Pour quelques clés de lecture, ce poème parle d'un amour lesbien (il fait d'ailleurs partie des poèmes censurés lors de la parution des Fleurs du mal). Amour interdit, interdit par les autres bien entendu, et le fait qu'il s'agisse de lesbienne n'a pas forcément beaucoup d'importance, il s'agit de parler de l'amour interdit, et / ou impossible. Thème cher à Saez, que l'on retrouve déjà dans Les condamnés (album Katagena) par exemple. On ne sait pas quelle faute on doit expier, comme dans ce poème de Baudelaire d'ailleurs, parce que pourquoi s'excuser d'aimer "sa soeur", mais l'on sait que l'on est condamnés par les hommes, et qu'il nous faudra payer. Pourtant, les hommes ont beau vouloir nous faire payer, ils ne peuvent nous enlever notre bien précieux qu'est l'amour pour lequel on est justement condamnés. Ainsi, les héros de cette chanson et de ce poème sont loins de cette souffrance qu'on veut leur inffliger, ils gardent leur dignité... L'important est l'amour qu'ils se portent, et grâce à cet amour, ils passeront outre l'injustice des hommes, loin de toute cette bêtise...

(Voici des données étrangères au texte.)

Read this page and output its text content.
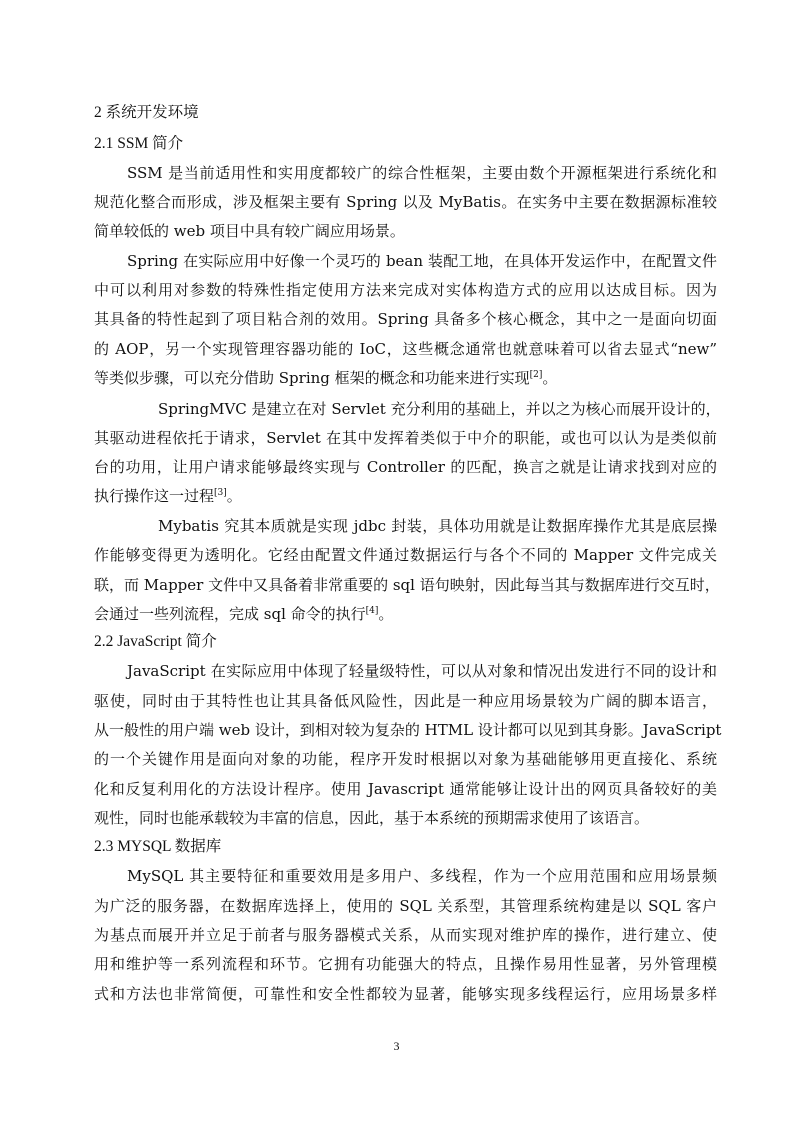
2 系统开发环境
2.1 SSM 简介
SSM 是当前适用性和实用度都较广的综合性框架，主要由数个开源框架进行系统化和
规范化整合而形成，涉及框架主要有 Spring 以及 MyBatis。在实务中主要在数据源标准较
简单较低的 web 项目中具有较广阔应用场景。
Spring 在实际应用中好像一个灵巧的 bean 装配工地，在具体开发运作中，在配置文件
中可以利用对参数的特殊性指定使用方法来完成对实体构造方式的应用以达成目标。因为
其具备的特性起到了项目粘合剂的效用。Spring 具备多个核心概念，其中之一是面向切面
的 AOP，另一个实现管理容器功能的 IoC，这些概念通常也就意味着可以省去显式“new”
等类似步骤，可以充分借助 Spring 框架的概念和功能来进行实现[2]。
SpringMVC 是建立在对 Servlet 充分利用的基础上，并以之为核心而展开设计的，
其驱动进程依托于请求，Servlet 在其中发挥着类似于中介的职能，或也可以认为是类似前
台的功用，让用户请求能够最终实现与 Controller 的匹配，换言之就是让请求找到对应的
执行操作这一过程[3]。
Mybatis 究其本质就是实现 jdbc 封装，具体功用就是让数据库操作尤其是底层操
作能够变得更为透明化。它经由配置文件通过数据运行与各个不同的 Mapper 文件完成关
联，而 Mapper 文件中又具备着非常重要的 sql 语句映射，因此每当其与数据库进行交互时，
会通过一些列流程，完成 sql 命令的执行[4]。
2.2 JavaScript 简介
JavaScript 在实际应用中体现了轻量级特性，可以从对象和情况出发进行不同的设计和
驱使，同时由于其特性也让其具备低风险性，因此是一种应用场景较为广阔的脚本语言，
从一般性的用户端 web 设计，到相对较为复杂的 HTML 设计都可以见到其身影。JavaScript
的一个关键作用是面向对象的功能，程序开发时根据以对象为基础能够用更直接化、系统
化和反复利用化的方法设计程序。使用 Javascript 通常能够让设计出的网页具备较好的美
观性，同时也能承载较为丰富的信息，因此，基于本系统的预期需求使用了该语言。
2.3 MYSQL 数据库
MySQL 其主要特征和重要效用是多用户、多线程，作为一个应用范围和应用场景频
为广泛的服务器，在数据库选择上，使用的 SQL 关系型，其管理系统构建是以 SQL 客户
为基点而展开并立足于前者与服务器模式关系，从而实现对维护库的操作，进行建立、使
用和维护等一系列流程和环节。它拥有功能强大的特点，且操作易用性显著，另外管理模
式和方法也非常简便，可靠性和安全性都较为显著，能够实现多线程运行，应用场景多样
3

Mais nos âmes enlacées, sont bien trop loin pour eux+ (les condamnés, Katagena)
Que nos rideaux fermés nous séparent du monde
Qu'importent qu'ils soient là, prêts à nous sauter dessus, à nous faire souffrir et à nous tuer, l'amour fusionnel qui nous unit est plus fort que cela et transcendera leur cruauté... .
Vos commentaires
baudelaire + saez = :-\
Elle me fait frissonner de plaisir chaque fois que je l'entends, que c'est beau!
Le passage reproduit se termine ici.